V4020 Venezuelan Equine Encephalitis Vaccine: Mitigating Neuroinvasion and Reversion Through Rational Design

Abstract

There is a need for safe and effective vaccines against the Venezuelan equine encephalitis virus that infects both humans and equines. However, development of a live-attenuated vaccine using the TC-83 strain has been hampered by substantial reactogenicity and the potential for neuroinvasion. In this study, we demonstrate that V4020, a new TC-83-based investigational VEEV vaccine with redundant safety features preventing neuroinvasion and reversion, exhibited no neuroinvasion potential in a murine model. Following subcutaneous or intramuscular administration, a subset of mice that received the TC-83 vaccine succumbed to central nervous system infection, with replicating virus detected in the CNS, demonstrating a low, yet detectable neuroinvasion potential of the TC-83 vaccine in vivo. Sequencing analysis of the TC-83 virus recovered from the brains identified a pseudoreversion of E2 R120I, as E2 R120 is known to confer attenuation for TC-83. In contrast, V4020 showed no evidence of virus in the CNS, highlighting one of the V4020 features, a new synonymous codon to minimize reversion to the wild-type residue. Overall, our study establishes V4020 as a rationally designed, safe vaccine candidate for VEEV with significantly reduced neuroinvasion risk.

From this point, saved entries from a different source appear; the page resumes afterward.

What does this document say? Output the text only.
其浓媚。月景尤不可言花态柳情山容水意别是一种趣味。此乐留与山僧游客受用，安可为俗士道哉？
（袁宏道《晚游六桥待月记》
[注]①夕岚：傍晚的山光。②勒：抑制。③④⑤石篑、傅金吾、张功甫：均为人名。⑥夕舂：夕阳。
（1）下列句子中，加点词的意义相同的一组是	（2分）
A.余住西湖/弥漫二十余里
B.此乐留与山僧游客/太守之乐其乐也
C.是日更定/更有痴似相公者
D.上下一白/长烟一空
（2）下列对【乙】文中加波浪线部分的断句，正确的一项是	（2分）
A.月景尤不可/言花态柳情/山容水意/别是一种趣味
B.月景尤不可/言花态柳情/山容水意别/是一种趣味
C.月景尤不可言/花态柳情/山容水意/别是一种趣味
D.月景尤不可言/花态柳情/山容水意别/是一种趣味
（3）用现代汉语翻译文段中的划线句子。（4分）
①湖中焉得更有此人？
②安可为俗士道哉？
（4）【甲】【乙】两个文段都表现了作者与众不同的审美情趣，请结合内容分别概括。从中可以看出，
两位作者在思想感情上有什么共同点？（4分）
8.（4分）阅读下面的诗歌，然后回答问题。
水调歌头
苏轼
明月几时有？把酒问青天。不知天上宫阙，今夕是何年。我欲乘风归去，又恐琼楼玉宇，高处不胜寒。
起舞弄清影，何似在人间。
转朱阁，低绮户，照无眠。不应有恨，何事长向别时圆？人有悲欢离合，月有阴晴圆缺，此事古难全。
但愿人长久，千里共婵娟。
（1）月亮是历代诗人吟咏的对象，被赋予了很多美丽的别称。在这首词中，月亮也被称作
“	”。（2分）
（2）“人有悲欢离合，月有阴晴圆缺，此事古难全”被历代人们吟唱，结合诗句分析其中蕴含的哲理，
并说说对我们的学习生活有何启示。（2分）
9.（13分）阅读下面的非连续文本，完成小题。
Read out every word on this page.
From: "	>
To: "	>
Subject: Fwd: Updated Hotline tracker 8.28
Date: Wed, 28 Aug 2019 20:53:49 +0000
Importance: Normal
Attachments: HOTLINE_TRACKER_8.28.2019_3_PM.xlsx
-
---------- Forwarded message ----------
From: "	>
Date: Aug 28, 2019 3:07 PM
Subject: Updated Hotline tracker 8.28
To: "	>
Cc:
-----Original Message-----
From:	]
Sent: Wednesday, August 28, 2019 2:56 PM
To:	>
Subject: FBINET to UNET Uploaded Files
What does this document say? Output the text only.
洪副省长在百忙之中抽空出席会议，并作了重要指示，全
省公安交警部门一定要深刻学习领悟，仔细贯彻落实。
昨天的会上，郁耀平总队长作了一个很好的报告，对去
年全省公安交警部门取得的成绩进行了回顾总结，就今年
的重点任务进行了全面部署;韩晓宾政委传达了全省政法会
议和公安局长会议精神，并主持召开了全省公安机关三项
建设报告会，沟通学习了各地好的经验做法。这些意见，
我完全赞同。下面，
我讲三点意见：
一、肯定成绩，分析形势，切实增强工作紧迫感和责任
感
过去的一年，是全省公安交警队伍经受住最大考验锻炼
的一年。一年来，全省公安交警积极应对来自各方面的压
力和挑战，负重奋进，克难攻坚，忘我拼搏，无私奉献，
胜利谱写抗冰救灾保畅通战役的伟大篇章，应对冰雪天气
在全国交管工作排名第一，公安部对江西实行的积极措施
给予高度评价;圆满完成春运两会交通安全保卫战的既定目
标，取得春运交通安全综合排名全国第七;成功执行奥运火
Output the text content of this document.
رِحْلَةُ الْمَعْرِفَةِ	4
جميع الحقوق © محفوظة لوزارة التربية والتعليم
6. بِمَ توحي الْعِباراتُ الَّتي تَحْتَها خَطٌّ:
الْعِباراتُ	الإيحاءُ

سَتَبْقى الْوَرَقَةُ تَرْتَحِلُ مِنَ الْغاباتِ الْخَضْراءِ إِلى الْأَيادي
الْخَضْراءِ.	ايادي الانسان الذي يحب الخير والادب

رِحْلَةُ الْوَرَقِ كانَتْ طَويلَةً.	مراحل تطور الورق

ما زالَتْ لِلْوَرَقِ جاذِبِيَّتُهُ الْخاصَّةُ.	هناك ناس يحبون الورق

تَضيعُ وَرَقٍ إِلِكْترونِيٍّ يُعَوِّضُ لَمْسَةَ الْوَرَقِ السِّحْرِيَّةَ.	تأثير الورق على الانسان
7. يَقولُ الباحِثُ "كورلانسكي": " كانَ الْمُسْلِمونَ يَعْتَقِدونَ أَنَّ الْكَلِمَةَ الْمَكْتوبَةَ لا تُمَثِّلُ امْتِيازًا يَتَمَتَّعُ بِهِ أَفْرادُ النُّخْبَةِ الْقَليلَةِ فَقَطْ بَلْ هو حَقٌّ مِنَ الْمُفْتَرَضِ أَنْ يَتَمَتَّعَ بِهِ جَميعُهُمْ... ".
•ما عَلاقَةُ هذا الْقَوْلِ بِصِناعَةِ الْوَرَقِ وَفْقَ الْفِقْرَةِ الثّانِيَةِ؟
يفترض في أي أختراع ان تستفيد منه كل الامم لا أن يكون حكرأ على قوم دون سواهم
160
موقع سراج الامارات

Keywords: VEE; Venezuelan equine encephalitis; live attenuated VEEV vaccine; neuroinvasion; pseudoreversion.

Figure 1

Clinical signs of activity (ACT), grimace (GRI), grooming GRO), and neurological (NEU) abnormality from mice infected with TC-83 and V4020. Clinical signs from mice infected with TC-83 (A,C) and V4020 (B,D) after SC (A,B) and IM (C,D) administration. The scores on y-axis represent the mean scores from 10 mice. Scores were presented with a scale of 0–4 (none to severe) in the stacked column format.

Figure 2

Blood cell type analysis after vaccination with VEEV TC-83 (A) and V4020 (B). Graphs show mean ± S.D. from 10 samples per group. *, p ≤ 0.05; **, p ≤ 0.01; ***, p ≤ 0.001; ****, p ≤ 0.0001 by Dunnett’s multiple comparison test compared to the PBS control.

Figure 3

Detection of viral RNA in the brain tissues by RNAScope analysis from TC-83-vaccinated mouse. Brain tissues from mock (A), TC-83 IN (B), TC-83 SC (C), and TC-83 IM (D) administrations were subjected to RNAScope assay with a probe specific to VEEV (brown stain). OB, olfactory bulbs; CO, cerebral cortex; H.C., hippocampus; CB, cerebellum. Representative images from three samples per group. Scale bars represent 250 µm.

Figure 4

Detection of viral RNA in the brain tissues by RNAScope analysis from V4020-vaccinated mice. Brain tissues from V4020 SC (A) and V4020 IM (B) administrations were subjected to RNAScope assay with a probe specific to VEEV (brown stain). CO, cerebral cortex; H.C., hippocampus; CB, cerebellum. Representative images from three samples. Scale bars represent 250 µm.

Figure 5

Tissue weight analysis of TC-83 and V4020 vaccinated mice. Tissue weight analysis of SC (A) or IM (B) infection of VEEV TC83 and V4020 in the Balb/c mouse (n = 3) model at DPI 6. *, p ≤ 0.05; **, p ≤ 0.01; ***, p ≤ 0.001; ****, p ≤ 0.0001 by Tukey’s multiple comparison test.

Figure 6

Pseudoreversion of TC-83 and the strategy implemented in V4020 to minimize the risk.